The option of portable extended delivery of transcranial ultrasound for sonothrombolysis has been a longstanding need but has not previously been realized. The apparatus of the invention is configured for continuous autonomous operation for 2 hrs, for 4 hours, for up to 12 hours, or for longer with intermittent operation, without operator intervention or recharge, and hence may be used non-invasively in stroke prophylaxis, as a follow-up to administration of thrombolytic drugs, and for other neurovascular conditions where persistent exposure to low amplitude ultrasound is desirable.
Tools for non-invasive sonothrombolysis, as known in the art, remain experimental, and have not yet resulted in changes to the basic standard of care for stroke or dramatically improved the prognosis. Recent clinical trials supplementing r-tPA with transcranial ultrasound resulted in an unacceptably high incidence of intracranial hemolysis (ICH) and the trials were stopped. Since then, no advance in the clinical use of transcranial sonothrombolysis has been reported.
Importantly, centralized stroke centers that specialize in stroke diagnosis and advanced treatment—absent sonothrombolysis—have improved mortality and morbidity following stroke by only 20% overall. Each year in the United States, 700,000 strokes occur and more than 150,000 deaths are caused by strokes. Following a stroke, life expectancy drops to 5 years or less for most victims. When r-tPA is given alone, reperfusion is not achieved in 74% of cases (according to del Zoppo et al, 1992, Ann Neurol 32:78-86). Thus there is a need for new solutions and improvements in therapy. The problems of existing invasive therapies, the risk of administration of r-tPA among them, continue to outweigh potential benefits in the estimation of many physicians, and there is a long-felt and unmet need for a therapy for stroke having improved efficacy; a need for a therapy that is non-invasive and safe; a need for a therapy that does not require trained sonographers to administer and instead relies on craniological landmarks to align a plurality of transducer arrays for insonation of the cerebral vasculature associated with most strokes; a need to begin treatment prior to a definitive diagnosis by CT or MRI; the need for reproducible therapy based on autonomous administration of a cyclical regime insonation at defined frequency, pulse repetition frequency (PRF), pulse train repetition frequency (PTRF), pulse duration, peak rarefaction pressure and beam centerline vector; and the need to begin treatment prior to administration of r-tPA, while not limited thereto.

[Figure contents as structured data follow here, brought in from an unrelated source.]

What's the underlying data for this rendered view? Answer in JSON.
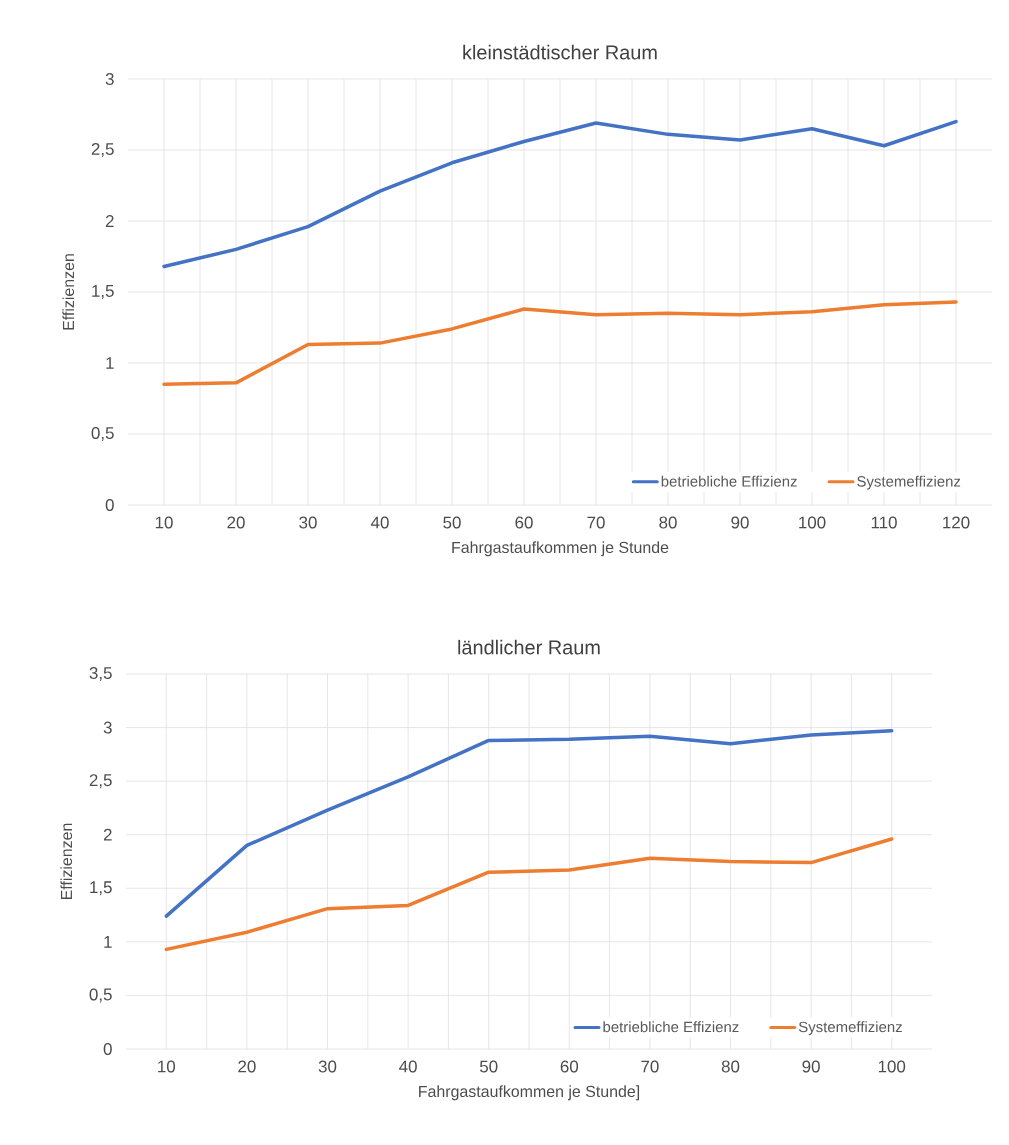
{
  "chart_data": [
    {
      "type": "line",
      "title": "kleinstädtischer Raum",
      "xlabel": "Fahrgastaufkommen je Stunde",
      "ylabel": "Effizienzen",
      "categories": [
        "10",
        "20",
        "30",
        "40",
        "50",
        "60",
        "70",
        "80",
        "90",
        "100",
        "110",
        "120"
      ],
      "series": [
        {
          "name": "betriebliche Effizienz",
          "color": "#4472c4",
          "values": [
            1.68,
            1.8,
            1.96,
            2.21,
            2.41,
            2.56,
            2.69,
            2.61,
            2.57,
            2.65,
            2.53,
            2.7
          ]
        },
        {
          "name": "Systemeffizienz",
          "color": "#ed7d31",
          "values": [
            0.85,
            0.86,
            1.13,
            1.14,
            1.24,
            1.38,
            1.34,
            1.35,
            1.34,
            1.36,
            1.41,
            1.43
          ]
        }
      ],
      "ylim": [
        0,
        3
      ],
      "yticks": [
        0,
        {
          "value": 0.5,
          "label": "0,5"
        },
        1,
        {
          "value": 1.5,
          "label": "1,5"
        },
        2,
        {
          "value": 2.5,
          "label": "2,5"
        },
        3
      ],
      "grid": true,
      "legend": "bottom right",
      "marker": "none",
      "line_style": "solid"
    },
    {
      "type": "line",
      "title": "ländlicher Raum",
      "xlabel": "Fahrgastaufkommen je Stunde]",
      "ylabel": "Effizienzen",
      "categories": [
        "10",
        "20",
        "30",
        "40",
        "50",
        "60",
        "70",
        "80",
        "90",
        "100"
      ],
      "series": [
        {
          "name": "betriebliche Effizienz",
          "color": "#4472c4",
          "values": [
            1.24,
            1.9,
            2.23,
            2.54,
            2.88,
            2.89,
            2.92,
            2.85,
            2.93,
            2.97
          ]
        },
        {
          "name": "Systemeffizienz",
          "color": "#ed7d31",
          "values": [
            0.93,
            1.09,
            1.31,
            1.34,
            1.65,
            1.67,
            1.78,
            1.75,
            1.74,
            1.96
          ]
        }
      ],
      "ylim": [
        0,
        3.5
      ],
      "yticks": [
        0,
        {
          "value": 0.5,
          "label": "0,5"
        },
        1,
        {
          "value": 1.5,
          "label": "1,5"
        },
        2,
        {
          "value": 2.5,
          "label": "2,5"
        },
        3,
        {
          "value": 3.5,
          "label": "3,5"
        }
      ],
      "grid": true,
      "legend": "bottom right",
      "marker": "none",
      "line_style": "solid"
    }
  ]
}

Serendipitously, we have unexpectedly discovered that the device we have developed for stroke is also suitable more generally for non-invasive therapies in a variety of neurological and vascular conditions such as migraine, intracranial hypertension, hydrocephalus and even the common headache, which are also associated with significant loss of productivity and quality of life, and also may be used with negligible or minimal risk as an adjunct therapy in drug delivery and for release of mediators of physiological function such as endogenous tissue plasminogen activator, nitric oxide, and prostaglandins.